Supporters Of Pace Question Circumstances Of His Ouster

Team Infidel

Forum Spin Doctor
Washington Examiner
June 13, 2007 By Rowan Scarborough, National Security Correspondent
WASHINGTON - The way Gen. Peter Pace is being shown the door in September has left a sour taste among his loyalists in the Pentagon.
A grim Defense Secretary Robert Gates — without the Marine Corps general at his side — announced Friday that Pace would not be nominated to a customary second term as chairman of the Joint Chiefs of staff. Gates said he wanted to avoid a messy debate over Iraq during Pace’s confirmation hearing before the Senate Armed Services Committee.
Supporters of Pace, a 40-year Marine and decorated Vietnam combatant, questioned that rationale. They pointed out that President Bush and Gates supported Gen. George Casey for Army chief of staff. Like Pace, Casey was tied to Iraq failures, but he weathered a contentious confirmation hearing and won a floor vote in February.
Pentagon critics, who asked to speak anonymously because of the subject’s sensitivity, said the retreat on Pace has the appearance of kowtowing to Senate Armed Services Chairman Carl Levin, D-Mich., and other senators.

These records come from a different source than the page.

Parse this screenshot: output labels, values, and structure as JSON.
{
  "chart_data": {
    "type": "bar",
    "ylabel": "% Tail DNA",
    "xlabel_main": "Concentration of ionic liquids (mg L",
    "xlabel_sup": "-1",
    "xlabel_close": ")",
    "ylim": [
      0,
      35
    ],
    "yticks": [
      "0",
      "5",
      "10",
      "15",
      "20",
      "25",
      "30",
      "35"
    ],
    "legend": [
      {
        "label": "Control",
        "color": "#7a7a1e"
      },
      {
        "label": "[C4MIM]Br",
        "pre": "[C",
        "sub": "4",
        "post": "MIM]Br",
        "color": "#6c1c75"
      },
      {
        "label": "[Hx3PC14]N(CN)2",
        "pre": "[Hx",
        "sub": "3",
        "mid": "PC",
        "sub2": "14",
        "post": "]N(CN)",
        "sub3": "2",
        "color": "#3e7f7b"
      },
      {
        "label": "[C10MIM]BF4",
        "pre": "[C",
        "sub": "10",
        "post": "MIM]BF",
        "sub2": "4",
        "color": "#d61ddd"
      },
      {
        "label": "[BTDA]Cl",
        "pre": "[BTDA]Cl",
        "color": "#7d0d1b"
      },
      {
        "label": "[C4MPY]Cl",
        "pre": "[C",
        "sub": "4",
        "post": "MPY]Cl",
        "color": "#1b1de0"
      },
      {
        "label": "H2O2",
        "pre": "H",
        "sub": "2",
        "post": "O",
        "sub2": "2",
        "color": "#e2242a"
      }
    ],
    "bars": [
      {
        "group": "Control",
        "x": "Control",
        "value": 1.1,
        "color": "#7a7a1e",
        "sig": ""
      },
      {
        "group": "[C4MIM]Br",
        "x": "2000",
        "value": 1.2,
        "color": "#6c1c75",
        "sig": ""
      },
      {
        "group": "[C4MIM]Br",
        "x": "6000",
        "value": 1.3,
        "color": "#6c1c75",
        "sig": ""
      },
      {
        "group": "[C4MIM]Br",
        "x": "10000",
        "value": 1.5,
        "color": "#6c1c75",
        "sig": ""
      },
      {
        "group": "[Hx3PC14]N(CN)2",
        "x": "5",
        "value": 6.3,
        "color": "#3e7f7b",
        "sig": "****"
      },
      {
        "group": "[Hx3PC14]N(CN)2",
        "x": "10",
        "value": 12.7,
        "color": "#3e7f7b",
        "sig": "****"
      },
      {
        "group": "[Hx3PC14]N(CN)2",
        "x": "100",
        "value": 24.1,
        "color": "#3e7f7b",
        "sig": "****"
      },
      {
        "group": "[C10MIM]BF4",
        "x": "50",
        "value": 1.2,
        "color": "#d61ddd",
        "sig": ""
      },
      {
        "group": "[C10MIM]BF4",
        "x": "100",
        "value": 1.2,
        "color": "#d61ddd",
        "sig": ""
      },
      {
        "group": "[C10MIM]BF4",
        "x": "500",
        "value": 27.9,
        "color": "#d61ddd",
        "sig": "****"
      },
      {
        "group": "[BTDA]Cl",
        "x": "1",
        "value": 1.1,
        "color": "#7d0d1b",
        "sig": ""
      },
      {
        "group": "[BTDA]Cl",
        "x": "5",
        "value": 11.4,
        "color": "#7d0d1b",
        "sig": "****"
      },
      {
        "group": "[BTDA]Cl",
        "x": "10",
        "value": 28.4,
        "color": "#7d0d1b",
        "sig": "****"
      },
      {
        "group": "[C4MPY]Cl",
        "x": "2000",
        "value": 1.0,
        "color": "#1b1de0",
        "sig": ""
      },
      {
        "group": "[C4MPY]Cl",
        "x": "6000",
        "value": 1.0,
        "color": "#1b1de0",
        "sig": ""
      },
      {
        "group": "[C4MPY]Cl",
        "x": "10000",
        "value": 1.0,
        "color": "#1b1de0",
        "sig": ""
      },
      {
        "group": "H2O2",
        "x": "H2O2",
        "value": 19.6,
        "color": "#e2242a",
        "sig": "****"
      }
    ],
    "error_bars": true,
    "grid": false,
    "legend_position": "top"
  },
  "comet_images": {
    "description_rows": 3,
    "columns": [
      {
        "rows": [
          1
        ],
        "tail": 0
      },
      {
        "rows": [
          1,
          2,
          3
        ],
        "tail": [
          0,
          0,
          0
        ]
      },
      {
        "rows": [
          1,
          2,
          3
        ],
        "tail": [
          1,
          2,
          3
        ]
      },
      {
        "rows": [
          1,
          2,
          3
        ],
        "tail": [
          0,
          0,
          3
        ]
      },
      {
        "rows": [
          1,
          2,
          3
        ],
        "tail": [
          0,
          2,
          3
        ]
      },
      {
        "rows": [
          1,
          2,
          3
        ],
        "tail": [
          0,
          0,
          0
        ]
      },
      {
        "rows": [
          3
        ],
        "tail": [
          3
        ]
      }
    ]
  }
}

Gates defended his decision. “I am no stranger to contentious confirmations,” he said. “And I do not shrink from them. However, I have decided that at this moment in our history, the nation, our men and women in uniform, and General Pace himself would not be well-served by a divisive ordeal in selecting the next chairman.”
Retired Marine Lt. Gen. Charles Cooper, who commanded Pace as a young major, sent the chairman an e-mail Monday that said, “The politics of this war defy commentary and you were an undeserving victim.”
“I think Gates is a soft-spoken guy, and he doesn’t like conflict and he doesn’t like to take on people,” Cooper told The Examiner.
Pace backers also questioned why he was not provided an opportunity to make the announcement himself. “They could have given Pace, an honorable guy, a face-saving way out,” a second defense official said.
Pace’s nomination seemed assured last month. But then Gates had second thoughts. Levin agreed with Gates that the Senate confirmation would be “a backward-looking debate about the last four years.”
Gates summoned Pace to his office for the bad news. After Gates’ news conference, Pace assembled his staff members and told them he had wanted to stay but would now retire in September.